Predicting Topological Maps for Visual Navigation in Unexplored Environments
This addresses the challenge for robots to navigate efficiently in unseen environments by leveraging prior experiences, representing an incremental advancement in robotic learning systems.
The paper tackles the problem of autonomous visual navigation in unexplored environments by predicting probabilistic layout graphs, resulting in more rapid and accurate goal-based navigation compared to prior art, as demonstrated in Matterport3D with improved success and efficiency.

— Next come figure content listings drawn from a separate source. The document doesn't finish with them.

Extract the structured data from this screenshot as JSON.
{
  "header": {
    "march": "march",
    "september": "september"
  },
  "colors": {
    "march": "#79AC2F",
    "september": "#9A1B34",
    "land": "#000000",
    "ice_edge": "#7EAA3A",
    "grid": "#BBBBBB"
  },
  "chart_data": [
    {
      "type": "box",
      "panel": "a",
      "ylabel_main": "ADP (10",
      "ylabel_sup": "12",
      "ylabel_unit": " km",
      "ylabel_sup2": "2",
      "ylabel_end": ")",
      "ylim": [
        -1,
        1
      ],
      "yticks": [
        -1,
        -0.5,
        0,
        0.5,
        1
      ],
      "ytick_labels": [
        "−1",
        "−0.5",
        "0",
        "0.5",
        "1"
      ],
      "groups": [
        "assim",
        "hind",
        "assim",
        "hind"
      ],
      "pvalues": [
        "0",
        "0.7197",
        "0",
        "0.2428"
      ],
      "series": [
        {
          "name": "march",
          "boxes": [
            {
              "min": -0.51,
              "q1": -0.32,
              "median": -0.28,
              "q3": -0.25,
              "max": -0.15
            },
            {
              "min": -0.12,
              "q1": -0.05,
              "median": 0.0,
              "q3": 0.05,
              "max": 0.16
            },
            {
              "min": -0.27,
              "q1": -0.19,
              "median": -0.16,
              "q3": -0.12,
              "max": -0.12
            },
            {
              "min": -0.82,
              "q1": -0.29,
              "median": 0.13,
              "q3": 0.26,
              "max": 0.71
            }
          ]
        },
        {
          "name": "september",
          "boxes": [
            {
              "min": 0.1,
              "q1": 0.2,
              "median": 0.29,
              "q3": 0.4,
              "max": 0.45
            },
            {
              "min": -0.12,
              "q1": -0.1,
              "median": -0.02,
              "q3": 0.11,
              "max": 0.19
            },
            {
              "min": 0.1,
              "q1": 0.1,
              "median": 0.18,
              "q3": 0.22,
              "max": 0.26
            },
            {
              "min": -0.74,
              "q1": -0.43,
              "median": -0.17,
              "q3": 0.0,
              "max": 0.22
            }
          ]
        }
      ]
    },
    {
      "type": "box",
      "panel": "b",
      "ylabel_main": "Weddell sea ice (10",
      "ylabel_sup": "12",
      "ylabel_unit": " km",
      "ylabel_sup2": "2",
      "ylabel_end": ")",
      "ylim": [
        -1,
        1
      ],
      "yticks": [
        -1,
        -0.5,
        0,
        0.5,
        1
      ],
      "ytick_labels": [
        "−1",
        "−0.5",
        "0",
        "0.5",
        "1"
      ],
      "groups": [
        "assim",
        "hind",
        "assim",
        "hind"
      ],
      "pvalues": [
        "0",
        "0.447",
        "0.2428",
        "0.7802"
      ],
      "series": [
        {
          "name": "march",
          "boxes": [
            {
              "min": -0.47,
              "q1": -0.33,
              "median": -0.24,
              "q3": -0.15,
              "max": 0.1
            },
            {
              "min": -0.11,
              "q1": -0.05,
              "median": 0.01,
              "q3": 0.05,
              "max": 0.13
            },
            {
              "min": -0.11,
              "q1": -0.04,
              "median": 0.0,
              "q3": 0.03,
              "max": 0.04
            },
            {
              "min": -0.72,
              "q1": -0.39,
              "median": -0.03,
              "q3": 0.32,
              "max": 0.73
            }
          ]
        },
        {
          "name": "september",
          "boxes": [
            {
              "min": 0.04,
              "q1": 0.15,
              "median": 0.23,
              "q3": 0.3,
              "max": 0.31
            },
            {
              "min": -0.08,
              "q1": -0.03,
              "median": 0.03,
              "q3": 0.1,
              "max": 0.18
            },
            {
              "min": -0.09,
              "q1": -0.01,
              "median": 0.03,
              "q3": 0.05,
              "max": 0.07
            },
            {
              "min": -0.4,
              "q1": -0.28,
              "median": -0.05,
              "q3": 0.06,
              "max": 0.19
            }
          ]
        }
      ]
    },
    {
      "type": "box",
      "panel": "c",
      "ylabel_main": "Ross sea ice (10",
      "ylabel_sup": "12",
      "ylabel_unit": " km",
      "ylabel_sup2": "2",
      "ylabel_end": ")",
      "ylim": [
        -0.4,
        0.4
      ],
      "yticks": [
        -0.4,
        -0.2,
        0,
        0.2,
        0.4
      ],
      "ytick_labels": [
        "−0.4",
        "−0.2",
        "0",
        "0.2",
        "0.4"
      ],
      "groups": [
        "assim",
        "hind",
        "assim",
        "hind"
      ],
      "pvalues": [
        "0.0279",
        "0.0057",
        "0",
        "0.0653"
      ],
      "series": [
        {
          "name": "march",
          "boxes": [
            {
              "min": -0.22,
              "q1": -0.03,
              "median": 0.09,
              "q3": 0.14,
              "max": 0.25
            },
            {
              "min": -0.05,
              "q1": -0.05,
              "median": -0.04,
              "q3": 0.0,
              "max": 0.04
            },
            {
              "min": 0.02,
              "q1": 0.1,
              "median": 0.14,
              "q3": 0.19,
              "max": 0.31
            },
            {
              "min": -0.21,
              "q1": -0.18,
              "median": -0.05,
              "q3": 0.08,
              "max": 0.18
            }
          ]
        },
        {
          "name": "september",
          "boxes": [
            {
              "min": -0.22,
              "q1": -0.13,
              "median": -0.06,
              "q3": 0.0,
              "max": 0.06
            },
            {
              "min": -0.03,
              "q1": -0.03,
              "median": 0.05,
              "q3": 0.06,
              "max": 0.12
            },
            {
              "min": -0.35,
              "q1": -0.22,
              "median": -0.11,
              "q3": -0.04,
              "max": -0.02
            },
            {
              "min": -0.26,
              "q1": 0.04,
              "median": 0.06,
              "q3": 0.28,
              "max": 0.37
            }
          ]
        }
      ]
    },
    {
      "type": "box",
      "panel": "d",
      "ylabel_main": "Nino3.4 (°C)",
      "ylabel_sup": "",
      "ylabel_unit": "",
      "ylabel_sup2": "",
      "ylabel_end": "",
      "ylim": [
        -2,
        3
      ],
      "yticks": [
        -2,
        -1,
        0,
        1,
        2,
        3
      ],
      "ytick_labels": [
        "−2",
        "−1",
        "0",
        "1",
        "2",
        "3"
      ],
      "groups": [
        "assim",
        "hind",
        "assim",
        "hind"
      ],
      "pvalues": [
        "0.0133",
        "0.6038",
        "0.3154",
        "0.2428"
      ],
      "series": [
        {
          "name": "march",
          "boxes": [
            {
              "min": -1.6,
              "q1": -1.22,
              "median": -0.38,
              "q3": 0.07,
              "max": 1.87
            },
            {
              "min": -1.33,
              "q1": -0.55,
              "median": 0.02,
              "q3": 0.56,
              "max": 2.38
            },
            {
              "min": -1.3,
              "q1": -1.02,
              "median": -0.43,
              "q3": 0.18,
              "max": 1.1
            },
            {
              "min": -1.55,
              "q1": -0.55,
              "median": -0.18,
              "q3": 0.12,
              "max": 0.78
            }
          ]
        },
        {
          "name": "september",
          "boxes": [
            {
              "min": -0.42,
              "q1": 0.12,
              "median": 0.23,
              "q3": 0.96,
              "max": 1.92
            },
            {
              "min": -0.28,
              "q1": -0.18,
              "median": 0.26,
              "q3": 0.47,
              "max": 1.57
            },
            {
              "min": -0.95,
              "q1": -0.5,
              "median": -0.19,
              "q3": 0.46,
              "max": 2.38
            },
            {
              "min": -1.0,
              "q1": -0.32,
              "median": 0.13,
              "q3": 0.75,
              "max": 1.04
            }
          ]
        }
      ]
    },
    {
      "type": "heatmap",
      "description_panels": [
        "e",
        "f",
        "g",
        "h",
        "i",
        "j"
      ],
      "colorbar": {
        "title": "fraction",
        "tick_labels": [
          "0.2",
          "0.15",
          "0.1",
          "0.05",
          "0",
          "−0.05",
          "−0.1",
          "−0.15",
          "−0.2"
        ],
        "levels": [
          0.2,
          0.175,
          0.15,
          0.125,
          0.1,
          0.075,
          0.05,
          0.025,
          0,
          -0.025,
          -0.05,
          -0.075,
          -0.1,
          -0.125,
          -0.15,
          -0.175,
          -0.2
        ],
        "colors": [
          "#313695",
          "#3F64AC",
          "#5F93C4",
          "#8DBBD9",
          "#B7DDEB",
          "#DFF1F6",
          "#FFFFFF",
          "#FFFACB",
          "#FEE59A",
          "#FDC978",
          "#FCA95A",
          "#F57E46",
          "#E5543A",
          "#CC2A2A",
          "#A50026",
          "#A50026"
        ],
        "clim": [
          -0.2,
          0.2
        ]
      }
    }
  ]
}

We propose a robotic learning system for autonomous exploration and navigation in unexplored environments. We are motivated by the idea that even an unseen environment may be familiar from previous experiences in similar environments. The core of our method, therefore, is a process for building, predicting, and using probabilistic layout graphs for assisting goal-based visual navigation. We describe a navigation system that uses the layout predictions to satisfy high-level goals (e.g. "go to the kitchen") more rapidly and accurately than the prior art. Our proposed navigation framework comprises three stages: (1) Perception and Mapping: building a multi-level 3D scene graph; (2) Prediction: predicting probabilistic 3D scene graph for the unexplored environment; (3) Navigation: assisting navigation with the graphs. We test our framework in Matterport3D and show more success and efficient navigation in unseen environments.